Vote for Sameena and Molly—Two Powerful Women Pioneering Social Change

We’re really excited that not one but TWO of our grassroots partners and colleagues, Sameena Nazir and Molly Melching, are finalists for the Guardian International Development Achievement Award. It’s an award that honors the unsung heroes of international development; those who have gone above and beyond the call of duty to make a positive difference in the lives and livelihoods of the world’s most marginalized people. Sameena and Molly need your votes to win!

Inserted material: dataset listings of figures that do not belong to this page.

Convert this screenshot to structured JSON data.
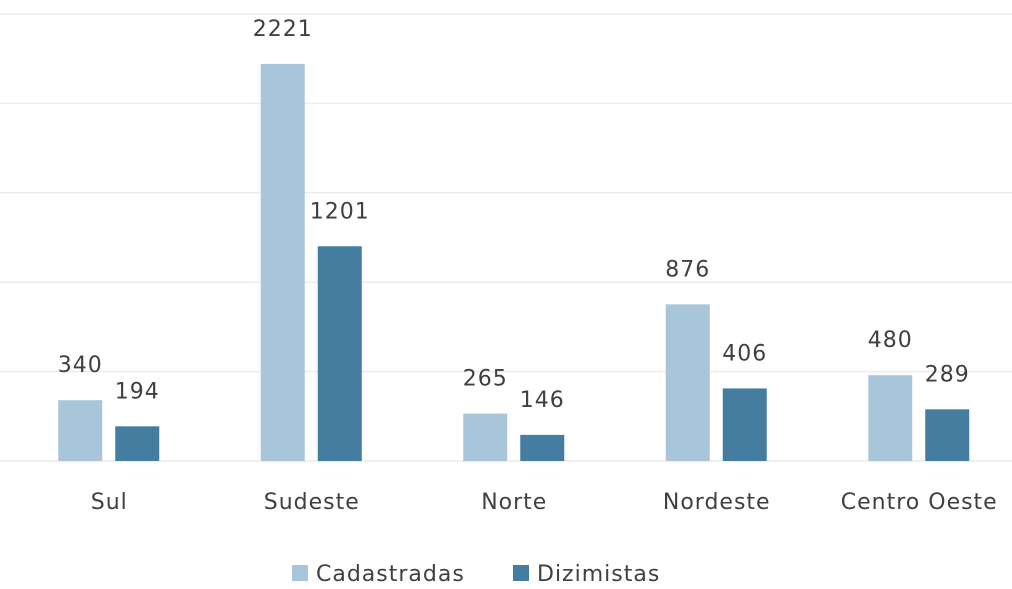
{
  "chart_data": {
    "type": "bar",
    "categories": [
      "Sul",
      "Sudeste",
      "Norte",
      "Nordeste",
      "Centro Oeste"
    ],
    "series": [
      {
        "name": "Cadastradas",
        "color": "#a9c5d9",
        "values": [
          340,
          2221,
          265,
          876,
          480
        ]
      },
      {
        "name": "Dizimistas",
        "color": "#447d9f",
        "values": [
          194,
          1201,
          146,
          406,
          289
        ]
      }
    ],
    "ylim": [
      0,
      2500
    ],
    "yticks": [
      0,
      500,
      1000,
      1500,
      2000,
      2500
    ],
    "grid": true,
    "legend": "bottom"
  }
}
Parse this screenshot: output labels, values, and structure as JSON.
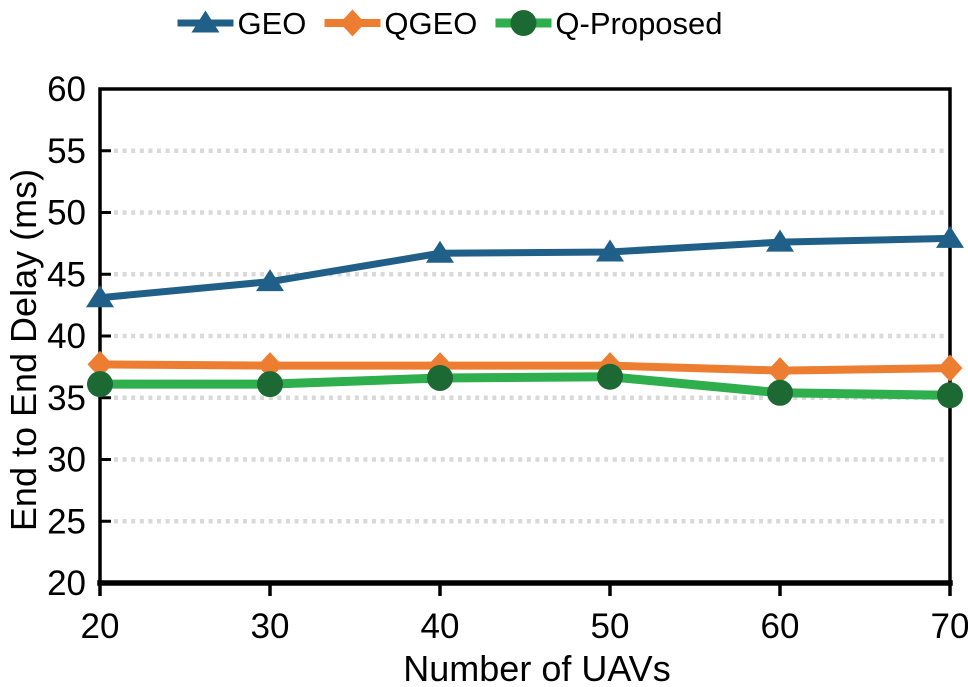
{
  "chart_data": {
    "type": "line",
    "title": "",
    "xlabel": "Number of UAVs",
    "ylabel": "End to End Delay (ms)",
    "xlim": [
      20,
      70
    ],
    "ylim": [
      20,
      60
    ],
    "xticks": [
      20,
      30,
      40,
      50,
      60,
      70
    ],
    "yticks": [
      20,
      25,
      30,
      35,
      40,
      45,
      50,
      55,
      60
    ],
    "grid": "horizontal-dotted",
    "grid_color": "#D9D9D9",
    "axis_color": "#000000",
    "background_color": "#FFFFFF",
    "legend_position": "top-center",
    "x": [
      20,
      30,
      40,
      50,
      60,
      70
    ],
    "series": [
      {
        "name": "GEO",
        "marker": "triangle",
        "color": "#205F87",
        "marker_color": "#205F87",
        "values": [
          43.1,
          44.4,
          46.7,
          46.8,
          47.6,
          47.9
        ]
      },
      {
        "name": "QGEO",
        "marker": "diamond",
        "color": "#ED7D31",
        "marker_color": "#ED7D31",
        "values": [
          37.7,
          37.6,
          37.6,
          37.6,
          37.2,
          37.4
        ]
      },
      {
        "name": "Q-Proposed",
        "marker": "circle",
        "color": "#2EAE4D",
        "marker_color": "#1D6934",
        "values": [
          36.1,
          36.1,
          36.6,
          36.7,
          35.4,
          35.2
        ]
      }
    ]
  }
}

So, who are these extraordinary women?

Sameena Nazir

Sameena Nazir is a community organizing powerhouse who stands at the crossroads of human rights and development. She is the founding executive director of Potohar Organization for Development Advocacy (PODA) in Pakistan, an AJWS grantee that provides creative training and skills development to women and girls who do not have access to a high school education. Through PODA’s workshops, women produce handicrafts and sell them through Global Goods, an online store that brings fair trade goods to a global market. This generates income for Pakistani women and gives them the visibility, recognition and self-confidence to become economically autonomous. In rural areas, Sameena has built powerful relationships with and between women farmers, and advocated for their inclusion in local and national agricultural sectors. Because of Sameena’s remarkable networking, PODA was equipped to support communities hit by the 2005 earthquake and the 2010 floods that left thousands of women widowed or as the sole care-taker of their children. What’s more, Sameena pioneered a national campaign to recognize a day for women farmers in Pakistan. After years of lobbying, in 2008 Pakistan’s government recognized Sameena’s efforts and declared October 15th the National Day of Rural Women in Pakistan. Each year on October 15th, Sameena organizes a conference that brings together groups of women farmers from across the country to expand their networks, build coalitions and strengthen their businesses.

Molly Melching

Molly Melching first came to Senegal from Illinois in 1974 to study French. She never left. In her early days as a Peace Corps volunteer, she set up a center for street children and established the first children’s radio program to be broadcast in national languages. After years of observing how development and education programs were not meeting the needs of local communities in which Senegal’s official language—French—was not widely spoken, Molly set up Tostan, a foundation dedicated to community-led education and sustainable development. A longtime AJWS partner, Tostan means “breakthrough” in the West African language of Wolof. Over the past 20 years, Tostan has engaged more than 220,000 people in 22 local languages across eight African countries. Molly’s ability to immerse herself in a community and earn the respect of its members enabled her to encourage much-needed dialogue about female genital cutting (FGC), a practice with a long history in West Africa. Tostan’s work to spark community-driven social change has been astounding: 6,236 villages across West Africa have publicly abandoned FGC and Senegal’s government has now woven Molly’s model into a National Action Plan to end FGC in Senegal by 2015.

I can’t think of any women more deserving of the Guardian’s International Development Achievement Award. Vote for Sameena and Molly!